権威主義的反動と疑似革命が合流すると…? 歴史はリセットできない!
- 2017年 10月 3日
- 時代をみる
- ファシズム加藤哲郎
◆あっという間に、安倍首相の気まぐれで、解散・総選挙となりました。臨時国会冒頭の、森友・加計問題での国会審議から逃げて権力私物化を強引に認証させる、ヒトラー「我が闘争」ならぬ安倍晋三「我が逃走」です。めまぐるしい政局で、もう過去のこととされがちですが、日本政府が世界に発した直近のメッセージは、9月の国連総会でした。米国トランプ大統領の演説は、北朝鮮金正恩を「ロケットマン」と呼んで国の「完全な破壊」の可能性をほのめかし、イランやキューバ、ベネズエラをも乱暴に非難する、国連の歴史に残るヘイトスピーチでした。世界を驚かせたトランプ演説や、それに対比されたフランス・マクロン大統領の国際協調演説とは違って、安倍首相の演説時は会場に空席が目立ち、世界の関心をひきませんでした。一つには国際社会の中での日本の存在感の凋落をあらわしていますが、今ひとつは、直前に『ニューヨーク・タイムズ』で「北朝鮮とのさらなる対話は行き詰まりの道」と強力な対北朝鮮圧力を主張し、国際社会の大勢に挑戦するトランプの軍事的脅迫を補強するものと、受け止められました。案の定、安倍総会演説は 「必要なのは対話ではない。圧力です」と絶叫するもので、各国代表は耳を傾けず、むしろ、批判的コメントを誘発するものでした。世界が核戦争勃発を危惧しているもとで、安倍首相は戦争推進派、トランプの番犬とみなされたのです。ちょうど同じ国連の場で、核兵器禁止条約の調印が始まり、50を越える国家・地域が署名式に参加し、批准手続きに入りましたが、「被爆国」日本の政府は、姿を見せませんでした。ここでも、核保有大国アメリカの忠犬です。選挙中にも、新たな衝突が起こるかもしれません。

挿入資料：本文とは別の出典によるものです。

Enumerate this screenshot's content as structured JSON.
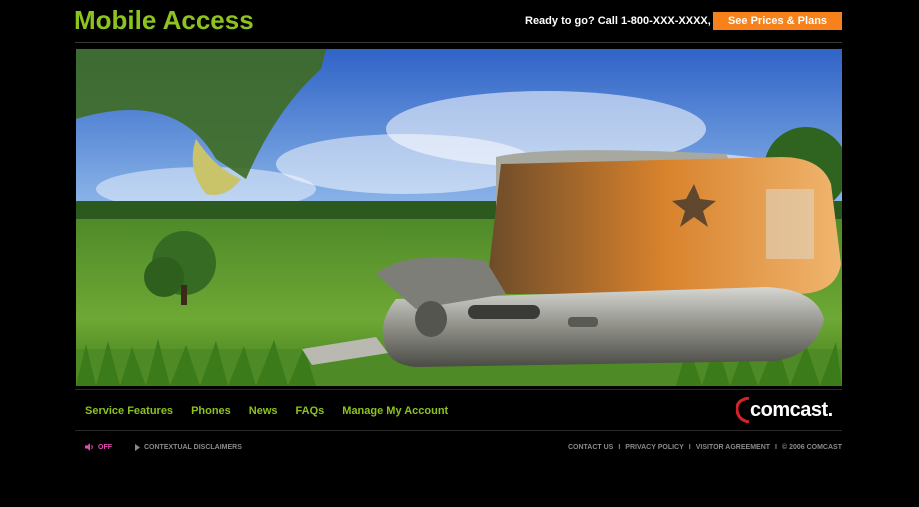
{
  "header": {
    "title": "Mobile Access",
    "cta_text": "Ready to go? Call 1-800-XXX-XXXX, or",
    "cta_button": "See Prices & Plans"
  },
  "nav": {
    "items": [
      "Service Features",
      "Phones",
      "News",
      "FAQs",
      "Manage My Account"
    ]
  },
  "logo": {
    "text": "comcast."
  },
  "bottom": {
    "sound_label": "OFF",
    "disclaimer_label": "CONTEXTUAL DISCLAIMERS",
    "links": [
      "CONTACT US",
      "PRIVACY POLICY",
      "VISITOR AGREEMENT"
    ],
    "copyright": "© 2006 COMCAST",
    "separator": "I"
  },
  "colors": {
    "brand_green": "#8dc21f",
    "cta_orange": "#f7821b",
    "sound_pink": "#e34bb3"
  }
}
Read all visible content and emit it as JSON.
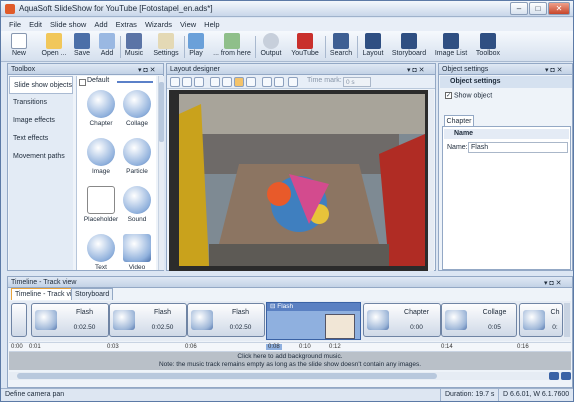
{
  "window": {
    "title": "AquaSoft SlideShow for YouTube [Fotostapel_en.ads*]",
    "buttons": [
      "–",
      "□",
      "✕"
    ]
  },
  "menu": [
    "File",
    "Edit",
    "Slide show",
    "Add",
    "Extras",
    "Wizards",
    "View",
    "Help"
  ],
  "toolbar": {
    "new": "New",
    "open": "Open ...",
    "save": "Save",
    "add": "Add",
    "music": "Music",
    "settings": "Settings",
    "play": "Play",
    "from_here": "... from here",
    "output": "Output",
    "youtube": "YouTube",
    "search": "Search",
    "layout": "Layout",
    "storyboard": "Storyboard",
    "image_list": "Image List",
    "toolbox": "Toolbox"
  },
  "toolbox": {
    "title": "Toolbox",
    "categories": [
      "Slide show objects",
      "Transitions",
      "Image effects",
      "Text effects",
      "Movement paths"
    ],
    "group": "Default",
    "items": [
      "Chapter",
      "Collage",
      "Image",
      "Particle",
      "Placeholder",
      "Sound",
      "Text",
      "Video"
    ]
  },
  "layout_designer": {
    "title": "Layout designer",
    "time_mark_label": "Time mark:",
    "time_mark_value": "0 s"
  },
  "object_settings": {
    "title": "Object settings",
    "section": "Object settings",
    "show_object": "Show object",
    "tab": "Chapter",
    "name_group": "Name",
    "name_label": "Name:",
    "name_value": "Flash"
  },
  "timeline": {
    "title": "Timeline - Track view",
    "tabs": [
      "Timeline - Track view",
      "Storyboard"
    ],
    "clips": [
      {
        "name": "Flash",
        "dur": "0:02.50"
      },
      {
        "name": "Flash",
        "dur": "0:02.50"
      },
      {
        "name": "Flash",
        "dur": "0:02.50"
      },
      {
        "name": "Chapter",
        "dur": "0:00"
      },
      {
        "name": "Collage",
        "dur": "0:05"
      },
      {
        "name": "Ch",
        "dur": "0:"
      }
    ],
    "selected_clip": "Flash",
    "ruler": [
      "0:00",
      "0:01",
      "0:03",
      "0:06",
      "0:08",
      "0:10",
      "0:12",
      "0:14",
      "0:16"
    ],
    "music_hint_1": "Click here to add background music.",
    "music_hint_2": "Note: the music track remains empty as long as the slide show doesn't contain any images."
  },
  "status": {
    "left": "Define camera pan",
    "duration": "Duration: 19.7 s",
    "version": "D 6.6.01, W 6.1.7600"
  }
}
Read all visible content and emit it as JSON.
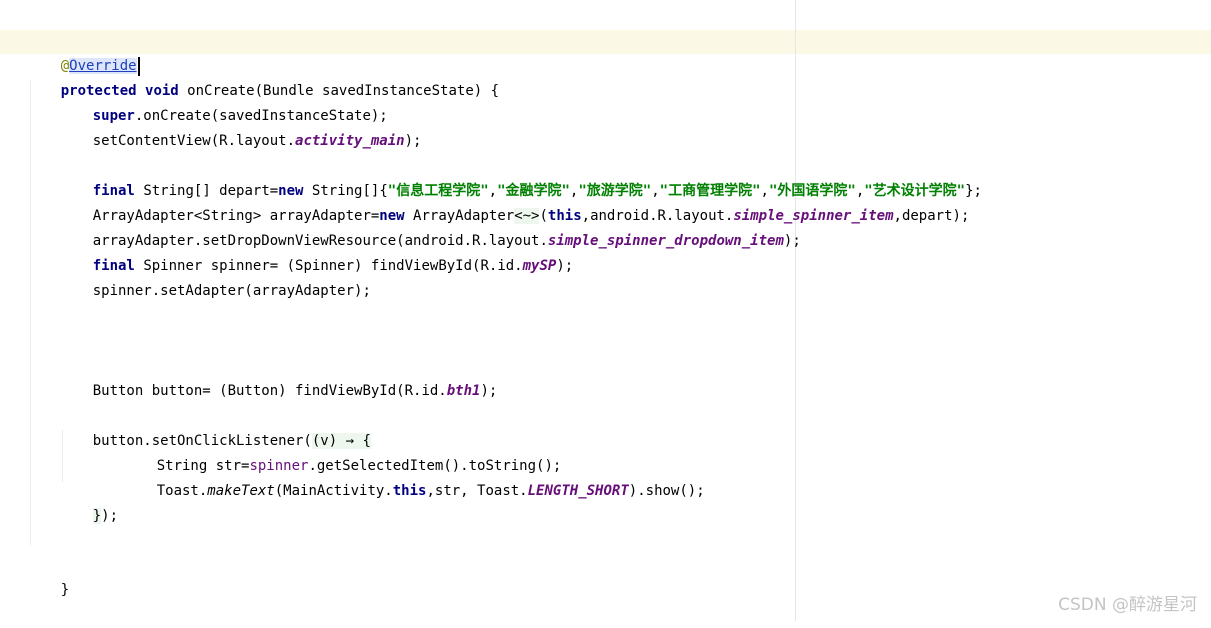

◆北朝鮮とアメリカのチキンレースがエスカレートし、沖縄や米軍基地・原発サイトが戦争の発火点になりかねない情勢のもとで、これを「国難」と称して独裁基盤を再構築するのが、ファシスト安倍晋三の狙いでした。もう一つの狙いは、最大野党民進党の不祥事と不人気に乗じて、森友・加計問題で頓挫しかけた自らの手による憲法改正の狙いを、多少議席を減らしても支持基盤再編で議席上の信任をとりつけ、強行突破することでした。その狙いは、半分挫折し、半分実現しそうです。小池百合子東京都知事率いる「希望の党」の選挙参入、その策略にまんまと乗った民進党の解体、共産党主導の野党共闘の周辺化、自民党議席激減で安倍が退陣したとしても圧倒的多数になる保守改憲派の絶対多数確保、安保法・機密保護法反対派のゲットー化、多少テンポを落としての憲法全面改正、立法府の大政翼賛会化への道です。 本サイトはすでに、「ファシズムの初期症候」はこの国に蔓延していると警告してきました。故山口定教授の名著『ファシズム』での「ファシズム体制」の定義は、①一党独裁とそれを可能にするための「強制的同質化」と呼ばれる画一的で全面的な組織化の強行、②自由主義的諸権利の全面的抑圧と政治警察を中核とするテロの全面的制度化、③「新しい秩序」と「新しい人間」の形成に向けての大衆の「動員」、④軍、官僚機構、財界、教会などの既成の支配層の反動化した部分(権威主義的反動)と、広義の中間的諸階層を基盤とした急進的大衆運動の指導者層やそれに代替する「革新将校」や「革新官僚」(擬似革命)との政治的同盟、と特徴づけています。いま日本は、その方向に向かっているように見えます。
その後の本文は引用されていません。